1. A pendulum device comprising in combination:
(a) a generally T-shaped pendulum;
(b) a pendulum fastening device;
(c) said pendulum and said pendulum fastening device being formed from a wafer;
(d) said pendulum being joined to said pendulum fastening device by means of two homologous micromechanical bending spring joints comprising a pair of leaf springs arranged alongside each other and at oblique angles with respect to the major surfaces of said wafer; and (e) said pendulum device being selectively etched from a single wafer.

2. A pendulum device as defined in claim 1 further characterized in that said wafer is of silicon.
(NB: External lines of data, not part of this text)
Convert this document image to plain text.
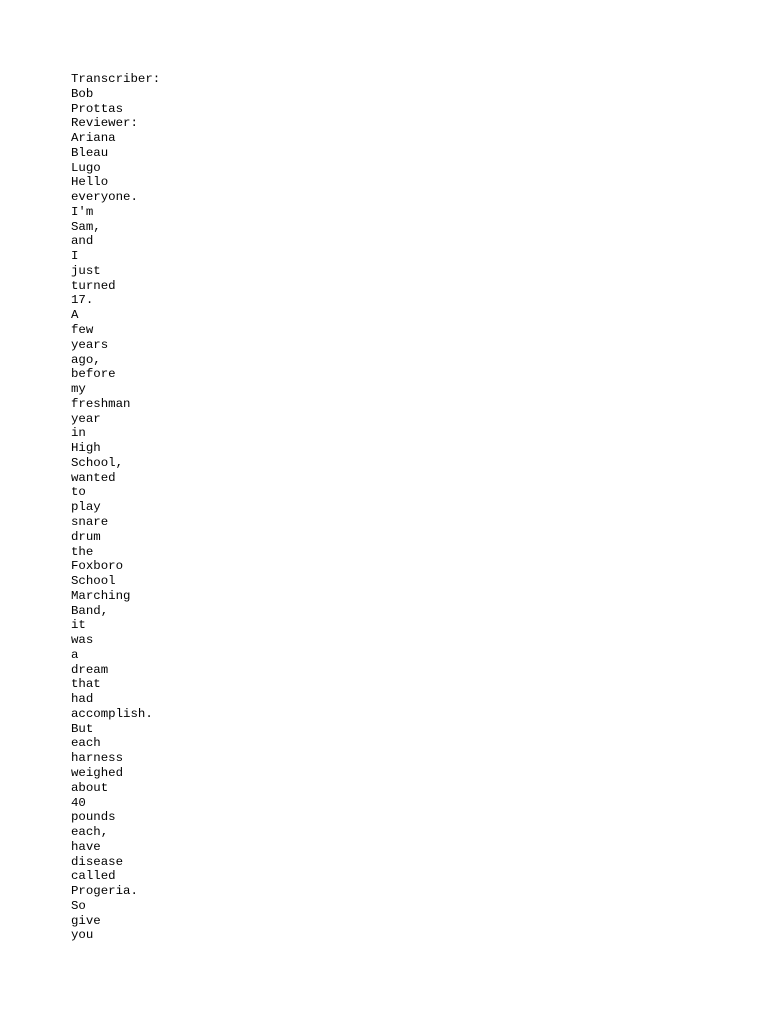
Transcriber:
Bob
Prottas
Reviewer:
Ariana
Bleau
Lugo
Hello
everyone.
I'm
Sam,
and
I
just
turned
17.
A
few
years
ago,
before
my
freshman
year
in
High
School,
wanted
to
play
snare
drum
the
Foxboro
School
Marching
Band,
it
was
a
dream
that
had
accomplish.
But
each
harness
weighed
about
40
pounds
each,
have
disease
called
Progeria.
So
give
you
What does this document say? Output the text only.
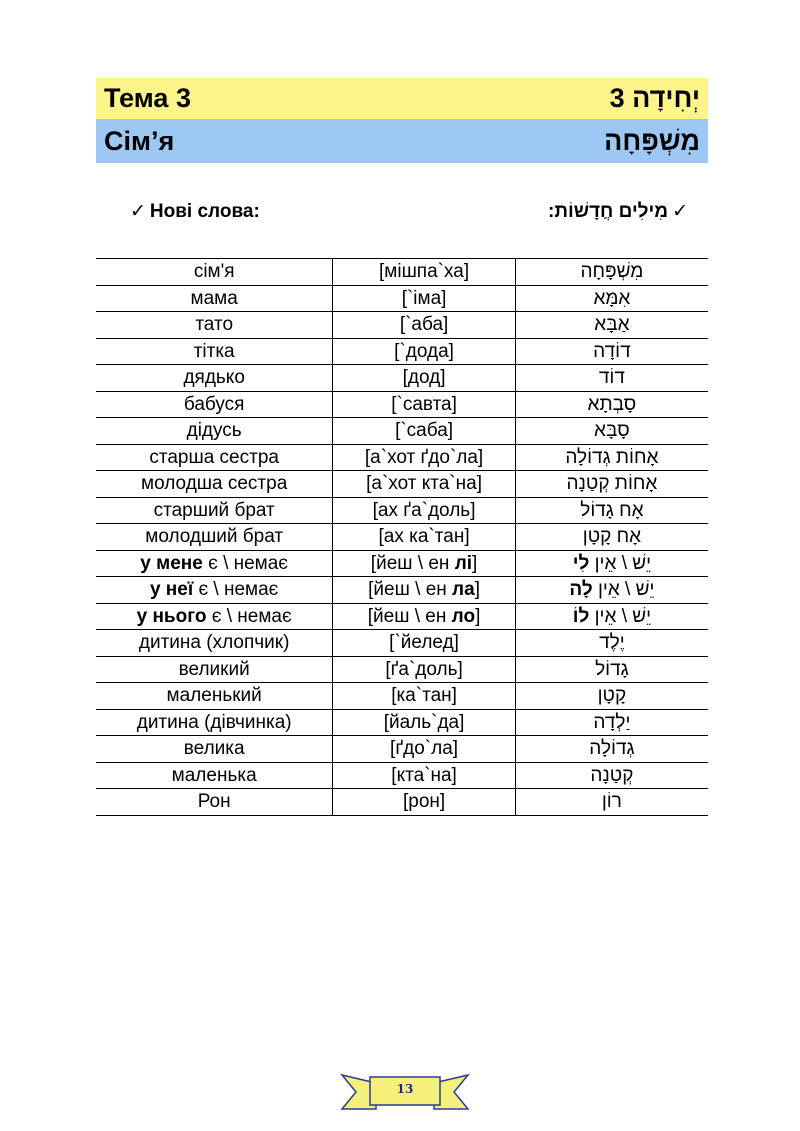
Тема 3	יְחִידָה 3
Сім’я	מִשְׁפָּחָה
✓ Нові слова:	✓מִילִים חֲדָשׁוֹת:
сім'я	[мішпа`ха]	מִשְׁפָּחָה
мама	[`іма]	אִמָּא
тато	[`аба]	אַבָּא
тітка	[`дода]	דוֹדָה
дядько	[дод]	דוֹד
бабуся	[`савта]	סָבְתָא
дідусь	[`саба]	סָבָּא
старша сестра	[а`хот ґдо`ла]	אָחוֹת גְדוֹלָה
молодша сестра	[а`хот кта`на]	אָחוֹת קְטַנָה
старший брат	[ах ґа`доль]	אָח גָדוֹל
молодший брат	[ах ка`тан]	אָח קָטָן
у мене є \ немає	[йеш \ ен лі]	יֵשׁ \ אֵין לִי
у неї є \ немає	[йеш \ ен ла]	יֵשׁ \ אֵין לָה
у нього є \ немає	[йеш \ ен ло]	יֵשׁ \ אֵין לוֹ
дитина (хлопчик)	[`йелед]	יֶלֶד
великий	[ґа`доль]	גָדוֹל
маленький	[ка`тан]	קָטָן
дитина (дівчинка)	[йаль`да]	יַלְדָה
велика	[ґдо`ла]	גְדוֹלָה
маленька	[кта`на]	קְטַנָה
Рон	[рон]	רוֹן
13
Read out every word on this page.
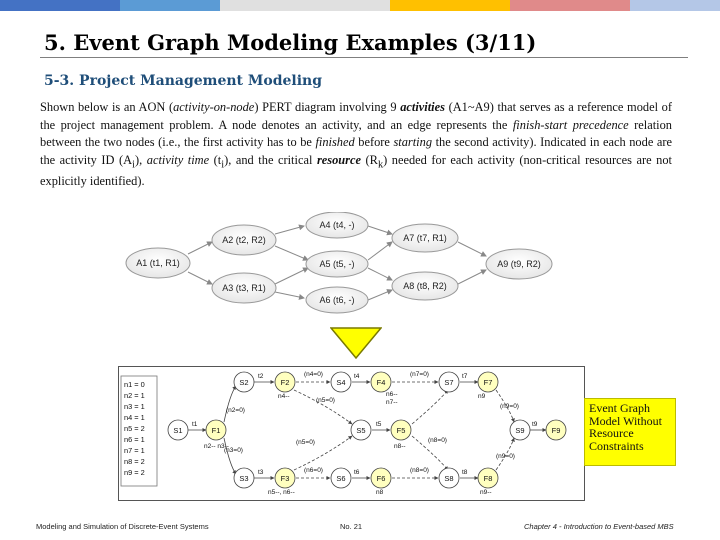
5. Event Graph Modeling Examples (3/11)
5-3. Project Management Modeling
Shown below is an AON (activity-on-node) PERT diagram involving 9 activities (A1~A9) that serves as a reference model of the project management problem. A node denotes an activity, and an edge represents the finish-start precedence relation between the two nodes (i.e., the first activity has to be finished before starting the second activity). Indicated in each node are the activity ID $(A_i)$, activity time $(t_i)$, and the critical resource $(R_k)$ needed for each activity (non-critical resources are not explicitly identified).
A1 (t1, R1)
A2 (t2, R2)
A3 (t3, R1)
A4 (t4, -)
A5 (t5, -)
A6 (t6, -)
A7 (t7, R1)
A8 (t8, R2)
A9 (t9, R2)
n1 = 0
n2 = 1
n3 = 1
n4 = 1
n5 = 2
n6 = 1
n7 = 1
n8 = 2
n9 = 2
S1	F1
S2
S3
F2
F3
S4
S5
S6
F4
F5
F6
S7
S8
F7
F8
S9	F9
t1
t2
t3
t4
t5
t6
t7
t8
t9
n2-- n3--
(n2=0)
(n3=0)
(n4=0)
n4--
(n5=0)
(n5=0)
(n6=0)
(n7=0)
n6--
n7--
(n8=0)
(n8=0)
(n9=0)
(n9=0)
n8--
n9
n5--, n6--	n8	n9--
Event Graph Model Without Resource Constraints
Modeling and Simulation of Discrete-Event Systems	No. 21	Chapter 4 - Introduction to Event-based MBS
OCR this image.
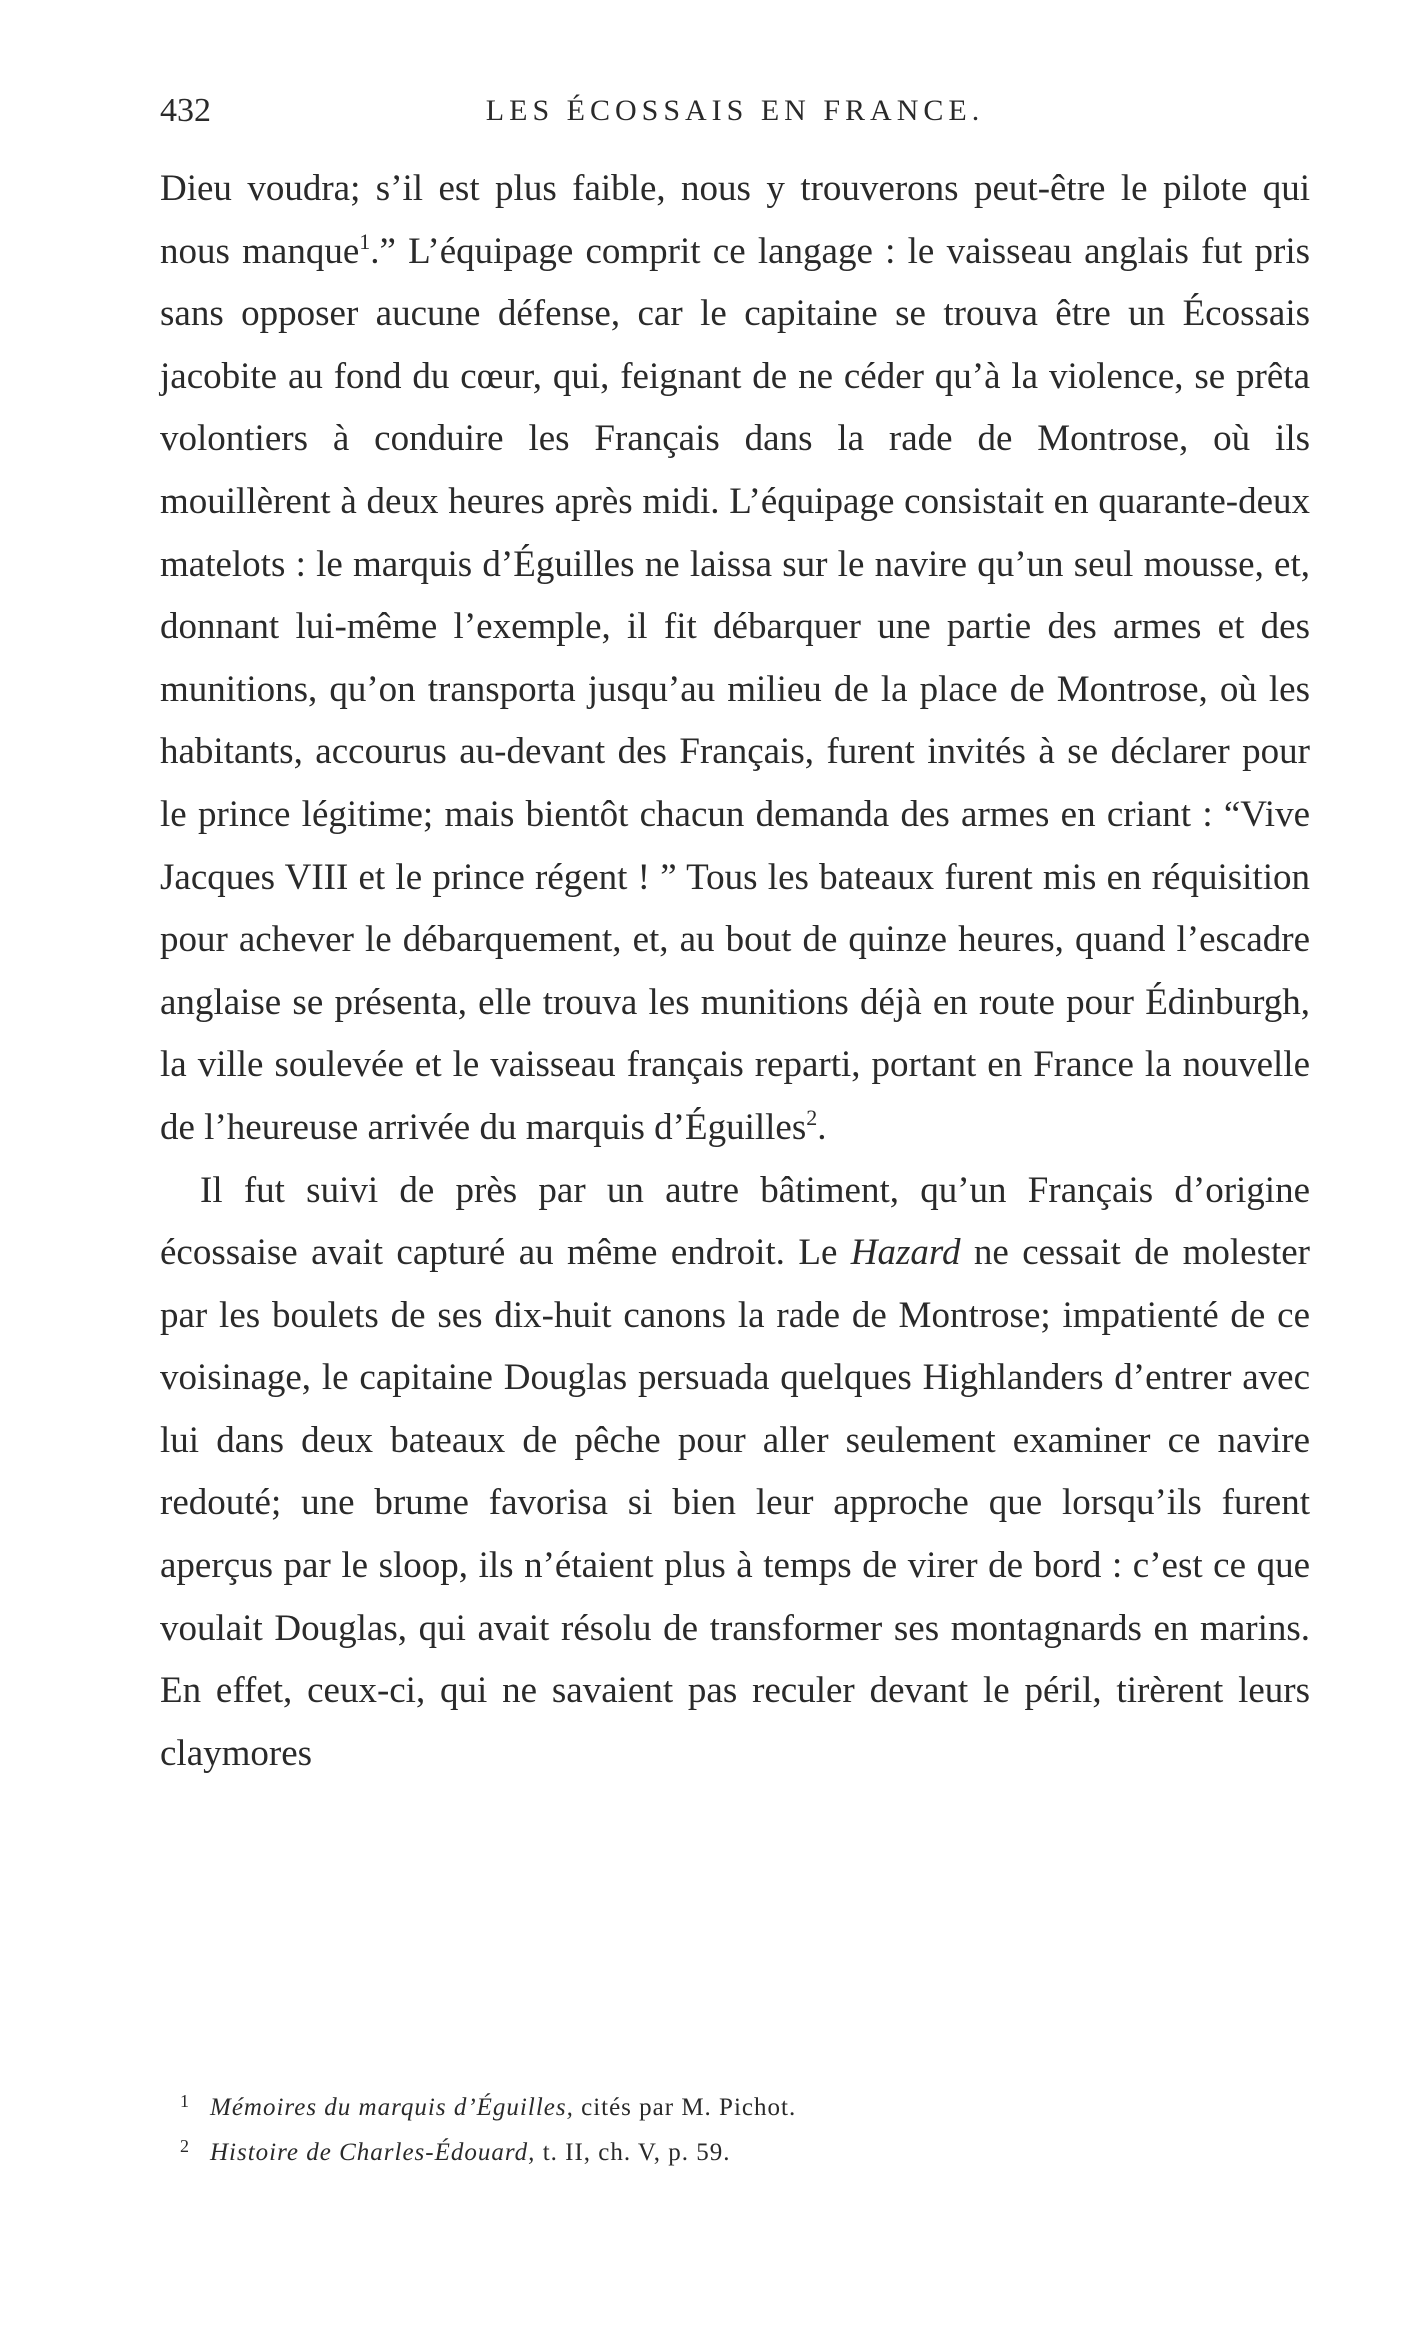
432	LES ÉCOSSAIS EN FRANCE.

Dieu voudra; s’il est plus faible, nous y trouverons peut-être le pilote qui nous manque$^1$.” L’équipage comprit ce langage : le vaisseau anglais fut pris sans opposer aucune défense, car le capitaine se trouva être un Écossais jacobite au fond du cœur, qui, feignant de ne céder qu’à la violence, se prêta volontiers à conduire les Français dans la rade de Montrose, où ils mouillèrent à deux heures après midi. L’équipage consistait en quarante-deux matelots : le marquis d’Éguilles ne laissa sur le navire qu’un seul mousse, et, donnant lui-même l’exemple, il fit débarquer une partie des armes et des munitions, qu’on transporta jusqu’au milieu de la place de Montrose, où les habitants, accourus au-devant des Français, furent invités à se déclarer pour le prince légitime; mais bientôt chacun demanda des armes en criant : “Vive Jacques VIII et le prince régent ! ” Tous les bateaux furent mis en réquisition pour achever le débarquement, et, au bout de quinze heures, quand l’escadre anglaise se présenta, elle trouva les munitions déjà en route pour Édinburgh, la ville soulevée et le vaisseau français reparti, portant en France la nouvelle de l’heureuse arrivée du marquis d’Éguilles$^2$.

Il fut suivi de près par un autre bâtiment, qu’un Français d’origine écossaise avait capturé au même endroit. Le Hazard ne cessait de molester par les boulets de ses dix-huit canons la rade de Montrose; impatienté de ce voisinage, le capitaine Douglas persuada quelques Highlanders d’entrer avec lui dans deux bateaux de pêche pour aller seulement examiner ce navire redouté; une brume favorisa si bien leur approche que lorsqu’ils furent aperçus par le sloop, ils n’étaient plus à temps de virer de bord : c’est ce que voulait Douglas, qui avait résolu de transformer ses montagnards en marins. En effet, ceux-ci, qui ne savaient pas reculer devant le péril, tirèrent leurs claymores

1 Mémoires du marquis d’Éguilles, cités par M. Pichot.
2 Histoire de Charles-Édouard, t. II, ch. V, p. 59.
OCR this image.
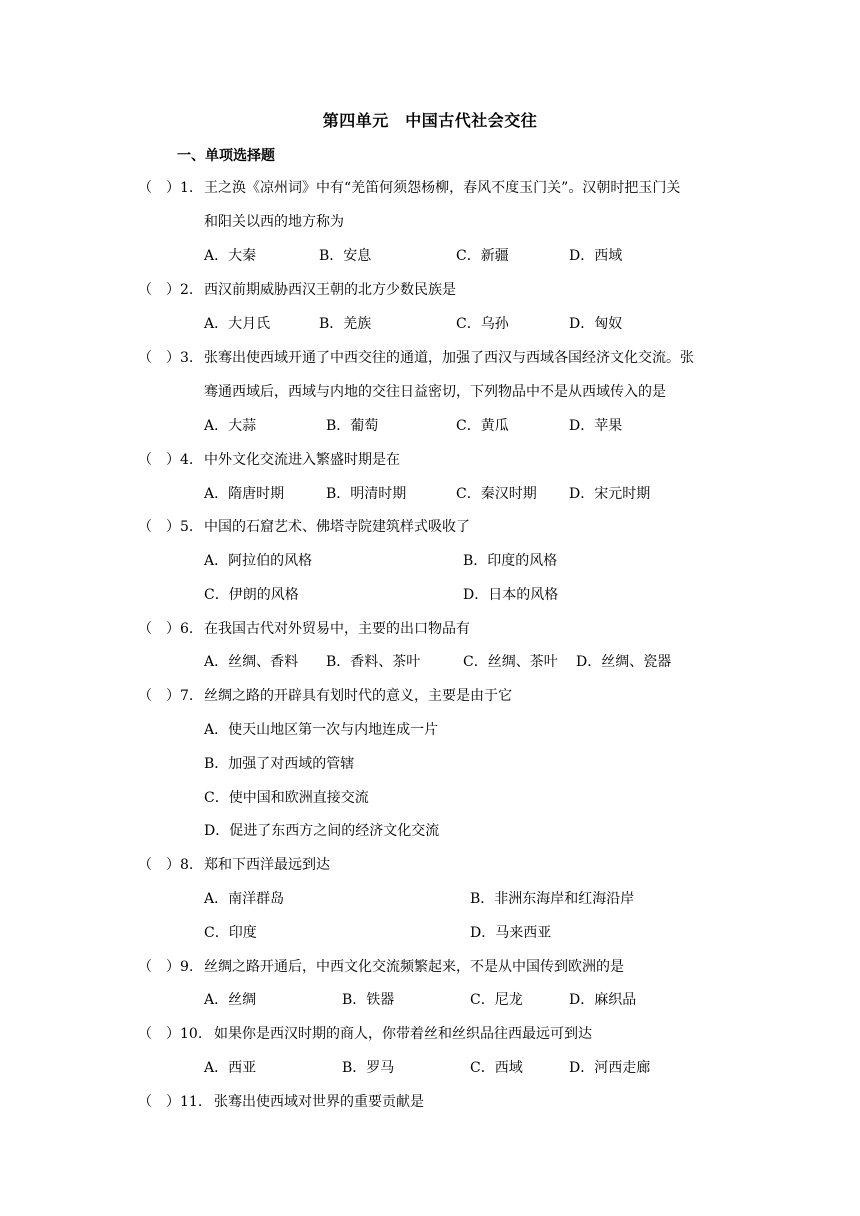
第四单元　中国古代社会交往
一、单项选择题
（　）1. 王之涣《凉州词》中有“羌笛何须怨杨柳，春风不度玉门关”。汉朝时把玉门关
和阳关以西的地方称为
A．大秦	B．安息	C．新疆	D．西域
（　）2. 西汉前期威胁西汉王朝的北方少数民族是
A．大月氏	B．羌族	C．乌孙	D．匈奴
（　）3. 张骞出使西域开通了中西交往的通道，加强了西汉与西域各国经济文化交流。张
骞通西域后，西域与内地的交往日益密切，下列物品中不是从西域传入的是
A．大蒜	B．葡萄	C．黄瓜	D．苹果
（　）4. 中外文化交流进入繁盛时期是在
A．隋唐时期	B．明清时期	C．秦汉时期 D．宋元时期
（　）5. 中国的石窟艺术、佛塔寺院建筑样式吸收了
A．阿拉伯的风格	B．印度的风格
C．伊朗的风格	D．日本的风格
（　）6. 在我国古代对外贸易中，主要的出口物品有
A．丝绸、香料 B．香料、茶叶	C．丝绸、茶叶 D．丝绸、瓷器
（　）7. 丝绸之路的开辟具有划时代的意义，主要是由于它
A．使天山地区第一次与内地连成一片
B．加强了对西域的管辖
C．使中国和欧洲直接交流
D．促进了东西方之间的经济文化交流
（　）8. 郑和下西洋最远到达
A．南洋群岛	B．非洲东海岸和红海沿岸
C．印度	D．马来西亚
（　）9. 丝绸之路开通后，中西文化交流频繁起来，不是从中国传到欧洲的是
A．丝绸	B．铁器	C．尼龙	D．麻织品
（　）10. 如果你是西汉时期的商人，你带着丝和丝织品往西最远可到达
A．西亚	B．罗马	C．西域	D．河西走廊
（　）11. 张骞出使西域对世界的重要贡献是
3. A pendulum device comprising, in combination:
(a) a generally T-shaped pendulum;
(b) a pendulum fastening device;
(c) said pendulum and said pendulum fastening device being formed from a generally-planar wafer;
(d) said pendulum being joined at said pendulum fastening device by means of two homologous micromechanical bending spring joints comprising a pair of leaf springs so arranged alongside each other and at oblique angles with respect to the major surfaces of said wafer as to cross in a plane perpendicular to the plane of said wafer; and (e) said pendulum device being selectively etched from a single wafer.

4. A pendulum device as defined in claim 3 further characterized in that said wafer is of silicon.